HOBBIT-FORMING: The big winner at

HOBBIT-FORMING: The big winner at tonight's 77th Annual Academy Awards was "Lord of the Rings: Return of the King," which won a record-tying 11 awards, including Picture, Director, Adapted Screenplay, and every major technical category- that's two more Oscars than Norah Jones won Grammys. I've published my entire Oscar diary over on BlogCritics, but here are seven major observations, for the number (7) of Billy Crystal's favorite ballplayer, Mickey Mantle:
1. A good show all around, albeit nothing too memorable. Crystal was a pro, and he's obviously the best in the world at doing this- the clip-montage, the sung-monologue, and jokes throughout hit on all cylinders. Still, I wish the Academy had heeded my call to let Bill Kristol host the show, or at least given him and Crystal a song-and-dance number together.
2. Two biggest robberies of the night: Sean Penn beating out Bill Murray for Best Actor, and "Fog of War" besting "Capturing the Friedmans" for Best Documentary, clearly a political move on behalf of the academy which was hammered home by Errol Morris' speech. Both Penn and Morris are talented and have had distinguished careers, but I just thought their opponents did better.

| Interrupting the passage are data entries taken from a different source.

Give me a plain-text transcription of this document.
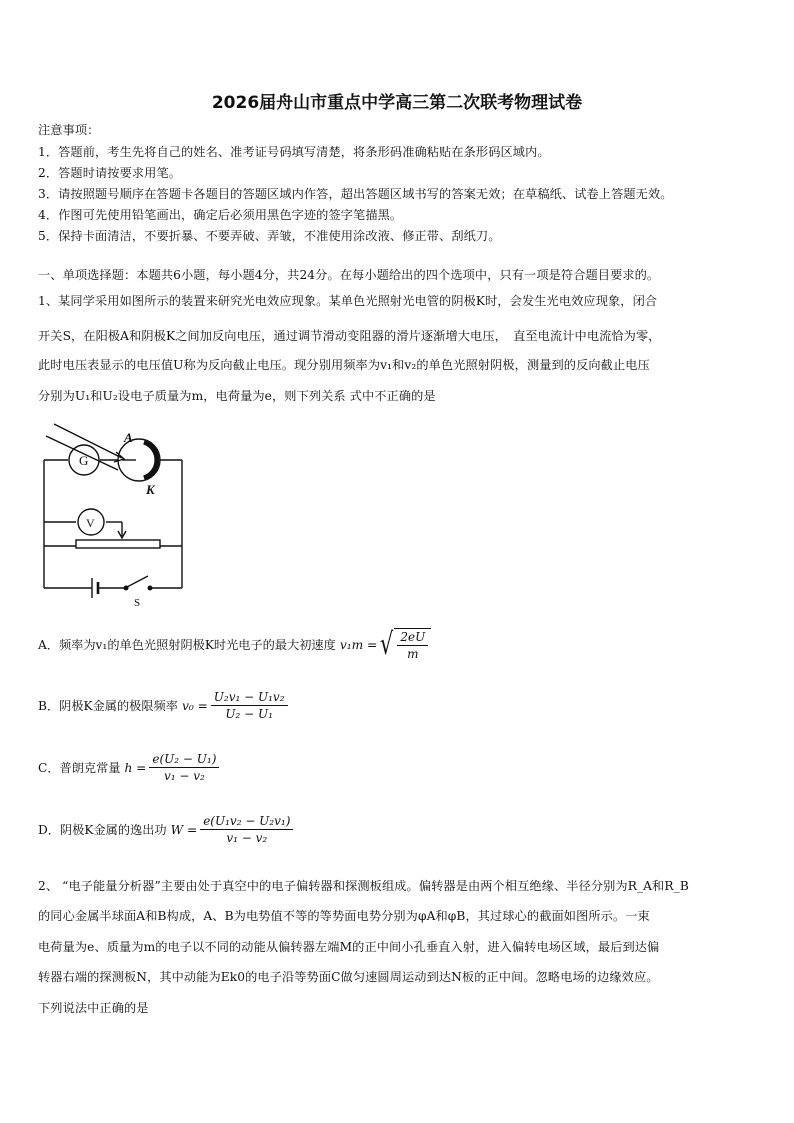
2026届舟山市重点中学高三第二次联考物理试卷
注意事项：
1．答题前，考生先将自己的姓名、准考证号码填写清楚，将条形码准确粘贴在条形码区域内。
2．答题时请按要求用笔。
3．请按照题号顺序在答题卡各题目的答题区域内作答，超出答题区域书写的答案无效；在草稿纸、试卷上答题无效。
4．作图可先使用铅笔画出，确定后必须用黑色字迹的签字笔描黑。
5．保持卡面清洁，不要折暴、不要弄破、弄皱，不准使用涂改液、修正带、刮纸刀。
一、单项选择题：本题共6小题，每小题4分，共24分。在每小题给出的四个选项中，只有一项是符合题目要求的。
1、某同学采用如图所示的装置来研究光电效应现象。某单色光照射光电管的阴极K时，会发生光电效应现象，闭合
开关S，在阳极A和阴极K之间加反向电压，通过调节滑动变阻器的滑片逐渐增大电压，　直至电流计中电流恰为零，
此时电压表显示的电压值U称为反向截止电压。现分别用频率为v₁和v₂的单色光照射阴极，测量到的反向截止电压
分别为U₁和U₂设电子质量为m，电荷量为e，则下列关系 式中不正确的是
G
V
A
K
S
A．频率为v₁的单色光照射阴极K时光电子的最大初速度 v₁m = √ $\frac{2eU}{m}$
B．阴极K金属的极限频率 $v_0 = \frac{\text{U₂v₁ − U₁v₂}}{\text{U₂ − U₁}}$
C．普朗克常量 $h = \frac{\text{e(U₂ − U₁)}}{\text{v₁ − v₂}}$
D．阴极K金属的逸出功 $W = \frac{\text{e(U₁v₂ − U₂v₁)}}{\text{v₁ − v₂}}$
2、 “电子能量分析器”主要由处于真空中的电子偏转器和探测板组成。偏转器是由两个相互绝缘、半径分别为R_A和R_B
的同心金属半球面A和B构成，A、B为电势值不等的等势面电势分别为φA和φB，其过球心的截面如图所示。一束
电荷量为e、质量为m的电子以不同的动能从偏转器左端M的正中间小孔垂直入射，进入偏转电场区域，最后到达偏
转器右端的探测板N，其中动能为Ek0的电子沿等势面C做匀速圆周运动到达N板的正中间。忽略电场的边缘效应。
下列说法中正确的是
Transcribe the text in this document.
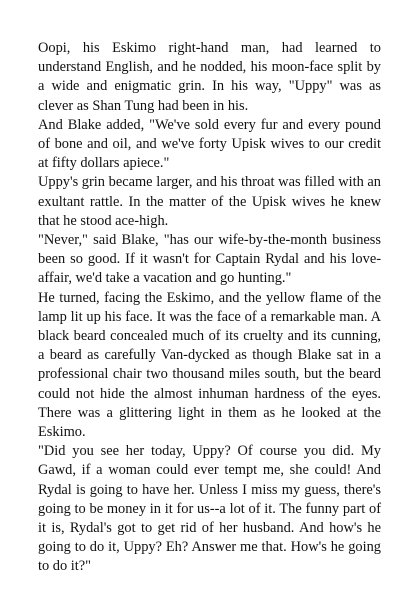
Oopi, his Eskimo right-hand man, had learned to understand English, and he nodded, his moon-face split by a wide and enigmatic grin. In his way, "Uppy" was as clever as Shan Tung had been in his.

And Blake added, "We've sold every fur and every pound of bone and oil, and we've forty Upisk wives to our credit at fifty dollars apiece."

Uppy's grin became larger, and his throat was filled with an exultant rattle. In the matter of the Upisk wives he knew that he stood ace-high.

"Never," said Blake, "has our wife-by-the-month business been so good. If it wasn't for Captain Rydal and his love-affair, we'd take a vacation and go hunting."

He turned, facing the Eskimo, and the yellow flame of the lamp lit up his face. It was the face of a remarkable man. A black beard concealed much of its cruelty and its cunning, a beard as carefully Van-dycked as though Blake sat in a professional chair two thousand miles south, but the beard could not hide the almost inhuman hardness of the eyes. There was a glittering light in them as he looked at the Eskimo.

"Did you see her today, Uppy? Of course you did. My Gawd, if a woman could ever tempt me, she could! And Rydal is going to have her. Unless I miss my guess, there's going to be money in it for us--a lot of it. The funny part of it is, Rydal's got to get rid of her husband. And how's he going to do it, Uppy? Eh? Answer me that. How's he going to do it?"
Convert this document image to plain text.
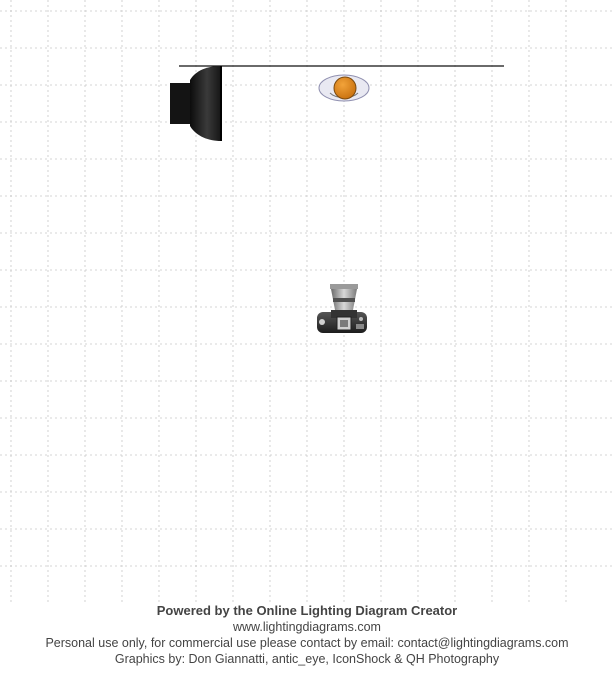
Powered by the Online Lighting Diagram Creator
www.lightingdiagrams.com
Personal use only, for commercial use please contact by email: contact@lightingdiagrams.com
Graphics by: Don Giannatti, antic_eye, IconShock & QH Photography
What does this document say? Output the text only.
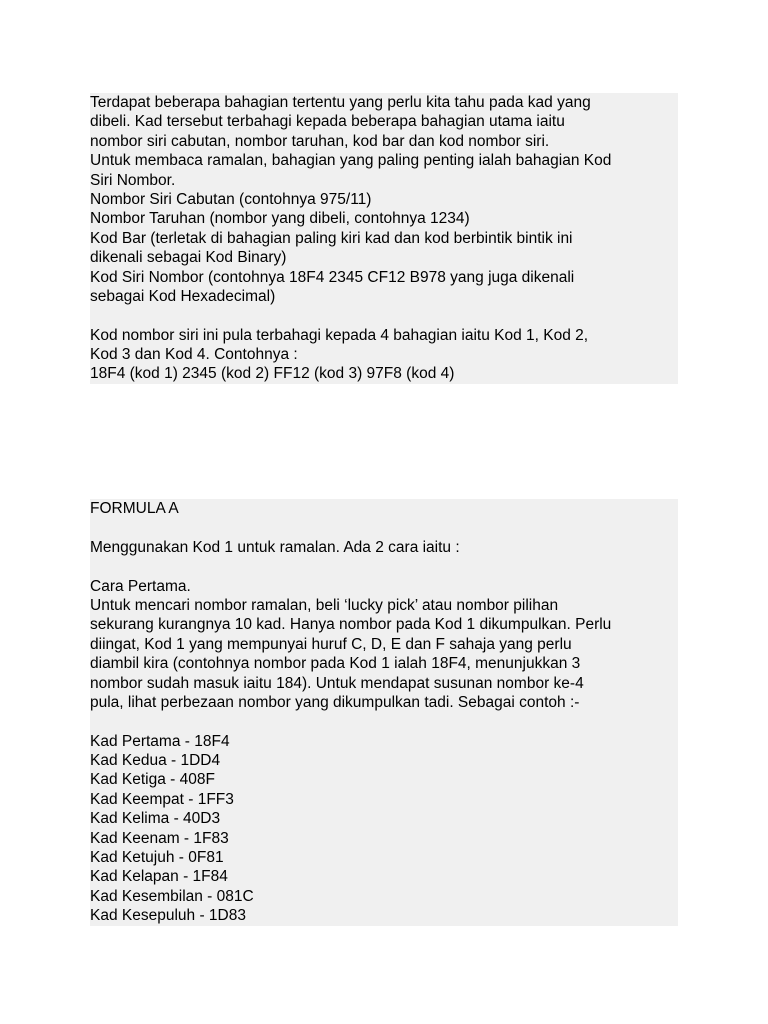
Terdapat beberapa bahagian tertentu yang perlu kita tahu pada kad yang
dibeli. Kad tersebut terbahagi kepada beberapa bahagian utama iaitu
nombor siri cabutan, nombor taruhan, kod bar dan kod nombor siri.
Untuk membaca ramalan, bahagian yang paling penting ialah bahagian Kod
Siri Nombor.
Nombor Siri Cabutan (contohnya 975/11)
Nombor Taruhan (nombor yang dibeli, contohnya 1234)
Kod Bar (terletak di bahagian paling kiri kad dan kod berbintik bintik ini
dikenali sebagai Kod Binary)
Kod Siri Nombor (contohnya 18F4 2345 CF12 B978 yang juga dikenali
sebagai Kod Hexadecimal)
Kod nombor siri ini pula terbahagi kepada 4 bahagian iaitu Kod 1, Kod 2,
Kod 3 dan Kod 4. Contohnya :
18F4 (kod 1) 2345 (kod 2) FF12 (kod 3) 97F8 (kod 4)
FORMULA A
Menggunakan Kod 1 untuk ramalan. Ada 2 cara iaitu :
Cara Pertama.
Untuk mencari nombor ramalan, beli ‘lucky pick’ atau nombor pilihan
sekurang kurangnya 10 kad. Hanya nombor pada Kod 1 dikumpulkan. Perlu
diingat, Kod 1 yang mempunyai huruf C, D, E dan F sahaja yang perlu
diambil kira (contohnya nombor pada Kod 1 ialah 18F4, menunjukkan 3
nombor sudah masuk iaitu 184). Untuk mendapat susunan nombor ke-4
pula, lihat perbezaan nombor yang dikumpulkan tadi. Sebagai contoh :-
Kad Pertama - 18F4
Kad Kedua - 1DD4
Kad Ketiga - 408F
Kad Keempat - 1FF3
Kad Kelima - 40D3
Kad Keenam - 1F83
Kad Ketujuh - 0F81
Kad Kelapan - 1F84
Kad Kesembilan - 081C
Kad Kesepuluh - 1D83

3. Tom Cruise gave out Best Director, breaking with the tradition of the previous winner giving it out- but the winner was... oh yea, Roman Polanski. If R. Kelly can come to the Video Music Awards every year, why no Roman at the Oscars?
4. Funniest moment of the night: During the "dead people" montage, Elia Kazan got a loud, sustained ovation, and apparently no one sat on their hands. All of those people immediately stopped applauding, however, when the next name appeared: Leni Reifenstahl's.
5. As one of my readers pointed out, when Francis Ford and Sofia Coppola got up on stage together, it would've been great if someone had shot her, and then she'd muttered "Dad" before keeling over dead, like at the end of "Godfather III." I mean, Kay Adams Corleone was right there in the audience...
6. Charlize Theron won Best Actress and looked fabulous doing it, bringing up an interesting dichotomy: in today's Hollywood, the best thing a pretty actress can do is look ugly in her movie, while the worst thing a pretty actress can do is look ugly on Oscar night.
7. I correctly predicted 20 of the 23 winners, missing only on Actor (Murray instead of Penn), Adapted Screenplay (Mystic River instead of LOTR), and Song (I had the "A Mighty Wind" tune, instead of Annie Lennox's LOTR theme). Still, I went nearly the first three hours of the show without getting one wrong. I even correctly guessed Animated Short, Live Action Short, and Documentary Short, despite never having heard of any of the nominees.